I don’t know if you can read this article without a subscription so here are a few of the highlights:
- Fannie Mae and Freddie Mac own or insure $5.7 Trillion of the $11 Trillion mortgage market
- In the last year they provided 75% of the mortgage funds
- Through the second quarter of this year taxpayers have spent $148 Billion trying to rescue them and will have to spend at least another $100 Billion. Based upon a Congressional Budget Office estimate the additional cost could easily reach $300 Billion.
- Despite the failure of using these institutions to promote the government’s housing
policy they are still being called upon to do so. Case in point: they
are being pushed to modify mortgages under HAMP (Home Affordable
Modification Program), which is already proving to be another government
fiasco with huge default rates.
- Fannie and Freddie will likely be addressed in a housing finance reform bill to be worked on next year. In all likelihood they will have a much smaller role in the housing market with less government support.

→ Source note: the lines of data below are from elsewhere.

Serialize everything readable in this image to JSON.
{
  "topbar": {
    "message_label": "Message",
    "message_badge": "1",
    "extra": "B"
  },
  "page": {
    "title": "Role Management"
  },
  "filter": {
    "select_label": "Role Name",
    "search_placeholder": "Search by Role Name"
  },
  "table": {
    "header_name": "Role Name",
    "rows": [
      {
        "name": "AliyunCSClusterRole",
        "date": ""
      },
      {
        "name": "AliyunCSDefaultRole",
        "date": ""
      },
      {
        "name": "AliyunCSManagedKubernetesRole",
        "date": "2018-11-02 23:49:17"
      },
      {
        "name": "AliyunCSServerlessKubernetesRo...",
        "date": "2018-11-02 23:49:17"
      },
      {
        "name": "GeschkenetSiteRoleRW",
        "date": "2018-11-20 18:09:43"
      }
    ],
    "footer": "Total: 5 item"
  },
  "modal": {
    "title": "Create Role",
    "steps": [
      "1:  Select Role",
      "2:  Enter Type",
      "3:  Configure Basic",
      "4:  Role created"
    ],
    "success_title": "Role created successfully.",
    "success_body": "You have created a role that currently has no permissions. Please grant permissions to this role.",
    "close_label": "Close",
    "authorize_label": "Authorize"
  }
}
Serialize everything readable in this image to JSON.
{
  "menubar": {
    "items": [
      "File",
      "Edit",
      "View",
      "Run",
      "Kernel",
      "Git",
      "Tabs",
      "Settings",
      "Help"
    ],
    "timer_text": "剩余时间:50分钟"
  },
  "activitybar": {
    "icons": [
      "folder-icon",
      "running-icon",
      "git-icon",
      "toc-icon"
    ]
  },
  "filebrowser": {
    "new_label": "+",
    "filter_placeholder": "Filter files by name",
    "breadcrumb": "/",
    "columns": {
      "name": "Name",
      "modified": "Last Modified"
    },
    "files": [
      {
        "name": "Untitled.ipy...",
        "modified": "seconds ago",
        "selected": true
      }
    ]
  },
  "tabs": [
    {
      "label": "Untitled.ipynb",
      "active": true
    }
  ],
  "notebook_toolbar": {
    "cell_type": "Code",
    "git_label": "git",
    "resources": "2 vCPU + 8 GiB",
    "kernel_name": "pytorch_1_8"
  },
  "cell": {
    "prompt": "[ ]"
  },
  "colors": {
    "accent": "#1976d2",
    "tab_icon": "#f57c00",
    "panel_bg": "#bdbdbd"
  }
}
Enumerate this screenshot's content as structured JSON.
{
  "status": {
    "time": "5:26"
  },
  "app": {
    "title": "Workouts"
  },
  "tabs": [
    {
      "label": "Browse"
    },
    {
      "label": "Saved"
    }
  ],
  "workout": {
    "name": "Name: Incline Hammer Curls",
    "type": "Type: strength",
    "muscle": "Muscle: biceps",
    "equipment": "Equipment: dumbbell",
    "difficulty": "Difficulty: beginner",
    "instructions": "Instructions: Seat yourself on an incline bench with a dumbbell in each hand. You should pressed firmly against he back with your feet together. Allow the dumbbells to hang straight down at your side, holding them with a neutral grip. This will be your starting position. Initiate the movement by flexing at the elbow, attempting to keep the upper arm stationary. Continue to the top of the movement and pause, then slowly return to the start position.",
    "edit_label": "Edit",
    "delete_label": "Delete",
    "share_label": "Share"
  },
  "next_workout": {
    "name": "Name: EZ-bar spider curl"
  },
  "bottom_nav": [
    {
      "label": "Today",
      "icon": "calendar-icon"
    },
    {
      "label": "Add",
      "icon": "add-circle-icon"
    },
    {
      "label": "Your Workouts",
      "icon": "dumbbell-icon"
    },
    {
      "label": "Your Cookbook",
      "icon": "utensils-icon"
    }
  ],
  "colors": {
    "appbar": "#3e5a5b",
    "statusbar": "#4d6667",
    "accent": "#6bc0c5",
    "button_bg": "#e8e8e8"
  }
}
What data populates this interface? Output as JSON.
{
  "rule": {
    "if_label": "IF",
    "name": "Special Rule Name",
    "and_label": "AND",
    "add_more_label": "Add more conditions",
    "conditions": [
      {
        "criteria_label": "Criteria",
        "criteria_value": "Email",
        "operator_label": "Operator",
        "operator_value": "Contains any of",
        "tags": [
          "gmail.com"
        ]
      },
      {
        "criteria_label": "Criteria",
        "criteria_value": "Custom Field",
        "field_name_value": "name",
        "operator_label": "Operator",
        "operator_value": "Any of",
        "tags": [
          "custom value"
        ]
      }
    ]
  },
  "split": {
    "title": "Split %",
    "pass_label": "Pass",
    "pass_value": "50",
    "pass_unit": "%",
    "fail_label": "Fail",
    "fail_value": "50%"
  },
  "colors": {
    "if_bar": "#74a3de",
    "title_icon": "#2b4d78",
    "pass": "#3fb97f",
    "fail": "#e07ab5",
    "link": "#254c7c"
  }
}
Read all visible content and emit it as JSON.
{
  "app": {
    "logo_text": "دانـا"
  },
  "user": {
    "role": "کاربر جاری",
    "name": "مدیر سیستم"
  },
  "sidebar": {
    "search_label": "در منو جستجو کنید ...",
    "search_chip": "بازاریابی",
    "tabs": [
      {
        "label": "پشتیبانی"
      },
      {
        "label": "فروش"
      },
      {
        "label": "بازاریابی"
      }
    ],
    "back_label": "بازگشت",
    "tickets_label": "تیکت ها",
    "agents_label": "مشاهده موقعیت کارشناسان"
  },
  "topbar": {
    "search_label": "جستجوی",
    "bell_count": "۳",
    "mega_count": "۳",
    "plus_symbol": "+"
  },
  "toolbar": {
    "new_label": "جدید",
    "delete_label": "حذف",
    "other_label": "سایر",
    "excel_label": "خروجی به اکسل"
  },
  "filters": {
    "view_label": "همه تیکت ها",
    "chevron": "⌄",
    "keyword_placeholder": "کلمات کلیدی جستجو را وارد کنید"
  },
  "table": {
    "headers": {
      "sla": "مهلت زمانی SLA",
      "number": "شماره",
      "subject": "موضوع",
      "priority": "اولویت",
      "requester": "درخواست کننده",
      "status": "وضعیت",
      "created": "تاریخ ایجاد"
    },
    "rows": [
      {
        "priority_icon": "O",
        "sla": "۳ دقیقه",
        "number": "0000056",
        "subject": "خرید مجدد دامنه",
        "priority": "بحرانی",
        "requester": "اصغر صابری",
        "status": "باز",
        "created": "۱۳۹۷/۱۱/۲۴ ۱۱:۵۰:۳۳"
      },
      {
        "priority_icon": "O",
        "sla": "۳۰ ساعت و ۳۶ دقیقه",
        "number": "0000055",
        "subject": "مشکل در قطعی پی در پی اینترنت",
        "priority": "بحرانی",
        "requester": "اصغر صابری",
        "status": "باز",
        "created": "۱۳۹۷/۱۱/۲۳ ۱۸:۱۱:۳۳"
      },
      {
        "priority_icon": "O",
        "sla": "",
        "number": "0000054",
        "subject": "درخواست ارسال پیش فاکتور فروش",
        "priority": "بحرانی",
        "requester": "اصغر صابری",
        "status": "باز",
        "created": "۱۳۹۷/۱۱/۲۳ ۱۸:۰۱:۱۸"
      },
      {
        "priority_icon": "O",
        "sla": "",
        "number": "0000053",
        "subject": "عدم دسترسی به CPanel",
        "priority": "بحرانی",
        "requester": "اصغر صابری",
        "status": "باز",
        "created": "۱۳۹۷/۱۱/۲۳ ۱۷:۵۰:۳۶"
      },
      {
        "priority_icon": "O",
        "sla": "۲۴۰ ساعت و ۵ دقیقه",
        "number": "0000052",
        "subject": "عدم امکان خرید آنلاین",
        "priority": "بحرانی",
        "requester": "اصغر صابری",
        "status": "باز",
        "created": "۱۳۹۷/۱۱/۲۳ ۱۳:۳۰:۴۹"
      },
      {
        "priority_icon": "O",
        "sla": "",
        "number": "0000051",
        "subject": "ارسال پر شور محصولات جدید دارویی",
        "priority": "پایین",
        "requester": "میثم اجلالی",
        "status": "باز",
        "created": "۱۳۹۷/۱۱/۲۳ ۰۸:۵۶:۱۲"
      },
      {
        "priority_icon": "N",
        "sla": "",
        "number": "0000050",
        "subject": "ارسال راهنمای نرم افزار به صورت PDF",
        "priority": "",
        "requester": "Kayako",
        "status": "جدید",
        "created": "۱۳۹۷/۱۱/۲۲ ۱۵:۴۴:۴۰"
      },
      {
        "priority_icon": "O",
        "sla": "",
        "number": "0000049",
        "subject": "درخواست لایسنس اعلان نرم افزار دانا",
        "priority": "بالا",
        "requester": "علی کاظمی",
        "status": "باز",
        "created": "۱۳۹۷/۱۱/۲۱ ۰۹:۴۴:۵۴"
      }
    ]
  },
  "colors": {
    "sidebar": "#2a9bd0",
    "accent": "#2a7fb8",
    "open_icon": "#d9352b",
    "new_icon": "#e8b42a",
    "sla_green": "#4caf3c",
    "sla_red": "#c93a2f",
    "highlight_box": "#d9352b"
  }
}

With roots going back to 1938, Fannie and Freddie looked like they could actually succeed in manipulating the housing market for more than 60 years. However, as with all government manipulations they ultimately failed and now we have to figure out how to disentangle them from the housing market without causing another disaster. That’s going to be tough because mortgage rates are sure to rise at a time when the housing market is still reeling.